What happens when you arrive late: a bad spot and a blurry Digital Primitives photo.

Lars Gotrich

Either the Jazz Internet needs to be clearer, or I'm not a good enough Googler, because I had to call a friend to find out when the Digital Primitives show began this past Sunday. And I was still 30 minutes late.

"You just missed the first song, that's all," said the promoter. Sigh. Jazz Internet, you gotta do better than this!

Digital Primitives is a hard-funkin' blues trio that grinds on free jazz. Comprised of multi-instrumentalist Cooper-Moore, reed player Assif Tsahar and percussionist Chad Taylor, the group just released its third album Hum, Crackle & Pop, on Tsahar's Hopscotch Records. (The first featured Hamid Drake on drums.) You can hear lead track "Walkabout" on this Take Five.

As I entered the Contradiction Dance studio in Takoma Park, Md., Cooper-Moore had taken up a flute and Chad Taylor set up brushes and a snare drum in front of his kit. If you think of free jazz as nothing but overblown squeals, Cooper-Moore has always been one to reveal its meditative side. Over Taylor's swishy brush beats, which felt like sticks wanting to crawl out and play, Cooper-Moore alternated light, Eastern melodies and fluttered notes.

But as reverent and peaceful as Cooper-Moore can be, Digital Primitives is really a gnarly blues animal. The howl that came out of Cooper-Moore shouldn't have been surprising given past protest records like America, but his voice pierced the dance studio mirrors and pummeled everyone in the room. Saxophonist Assif Tsahar picked up on the vocal melody, slowly tearing it apart after each repetition as Chad Taylor hit a funk pocket that'd make ?uestlove do a double-take. Taking up his diddley-bow ("a lap fretless bass suspended in air and played with sticks"), Cooper-Moore channeled the explorative funk bass of Jamaaladeen Tacuma (Ornette Coleman's Prime Time) on an instrument with only one string.

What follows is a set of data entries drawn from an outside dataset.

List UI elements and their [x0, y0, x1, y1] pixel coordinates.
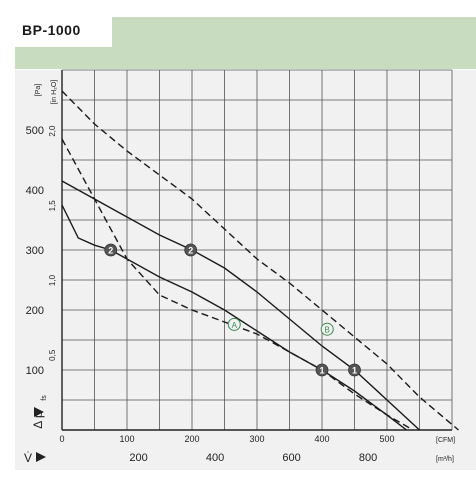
curves: [61, 90, 459, 431]
marker-label: 2: [108, 246, 113, 256]
marker-label: 1: [352, 366, 357, 376]
x-unit-m3h: [m³/h]: [436, 456, 454, 463]
marker-circle: [104, 243, 118, 257]
x-tick-cfm: 500: [379, 434, 394, 444]
x-tick-m3h: 200: [129, 452, 147, 464]
y-tick-pa: 300: [26, 245, 44, 257]
x-tick-cfm: 400: [314, 434, 329, 444]
chart-title: BP-1000: [22, 22, 81, 38]
curve-3: [61, 90, 459, 431]
y-unit-pa: [Pa]: [35, 84, 42, 97]
marker-circle: [315, 363, 329, 377]
marker-label: B: [325, 326, 330, 335]
marker-label: 2: [188, 246, 193, 256]
x-tick-m3h: 600: [282, 452, 300, 464]
marker-a: A: [227, 317, 241, 331]
x-axis-symbol: V̇: [24, 451, 32, 465]
marker-label: 1: [319, 366, 324, 376]
curve-4: [61, 138, 414, 431]
marker-circle: [227, 317, 241, 331]
y-tick-inh2o: 0,5: [48, 349, 57, 361]
marker-2: 2: [184, 243, 198, 257]
x-tick-m3h: 800: [359, 452, 377, 464]
marker-label: A: [232, 321, 238, 330]
plot-background: [15, 70, 476, 470]
title-box: [15, 17, 112, 47]
x-tick-cfm: 0: [59, 434, 64, 444]
y-tick-pa: 100: [26, 365, 44, 377]
x-tick-cfm: 100: [119, 434, 134, 444]
curve-1: [61, 180, 420, 431]
bottom-axis-labels: 0 100 200 300 400 500 [CFM] 200 400 600 800 [m³/h] V…: [24, 434, 455, 465]
y-tick-inh2o: 1,0: [48, 274, 57, 286]
marker-circle: [348, 363, 361, 377]
marker-b: B: [320, 322, 334, 336]
y-axis-arrow-icon: [34, 407, 44, 417]
marker-2: 2: [104, 243, 118, 257]
y-tick-pa: 500: [26, 125, 44, 137]
y-unit-inh2o: [in H₂O]: [51, 80, 58, 105]
y-tick-pa: 200: [26, 305, 44, 317]
y-axis-subscript: fs: [41, 395, 48, 401]
marker-circle: [184, 243, 198, 257]
x-tick-m3h: 400: [206, 452, 224, 464]
marker-circle: [320, 322, 334, 336]
x-axis-arrow-icon: [36, 452, 46, 462]
x-tick-cfm: 300: [249, 434, 264, 444]
y-tick-pa: 400: [26, 185, 44, 197]
markers: 2 2 1 1 A B: [104, 243, 361, 377]
curve-2: [61, 204, 407, 431]
grid: [61, 69, 453, 431]
marker-1: 1: [315, 363, 329, 377]
marker-1: 1: [348, 363, 361, 377]
x-tick-cfm: 200: [184, 434, 199, 444]
y-tick-inh2o: 2,0: [48, 125, 57, 137]
y-tick-inh2o: 1,5: [48, 200, 57, 212]
x-unit-cfm: [CFM]: [436, 437, 455, 444]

The extended improvisation that followed, titled "The Old Lady In Blue A Damsel Still," is really unlike anything I've heard in jazz right now. All three musicians pounded into their instruments with truth-seeking fervor, twisted and wrangled as it was. There were touches of James Blood Ulmer's blues-tinged free-music -- perhaps a bit of the aforementioned Prime Time -- but at Contradiction Dance, Digital Primitives revealed improvisation as a soulful journey. The medium for such a journey might be an odd one, but didn't we heed the desperate call of Sly and the Family Stone's Stand!? If I have to holler, dance and writhe, I will follow Digital Primitives wherever they go.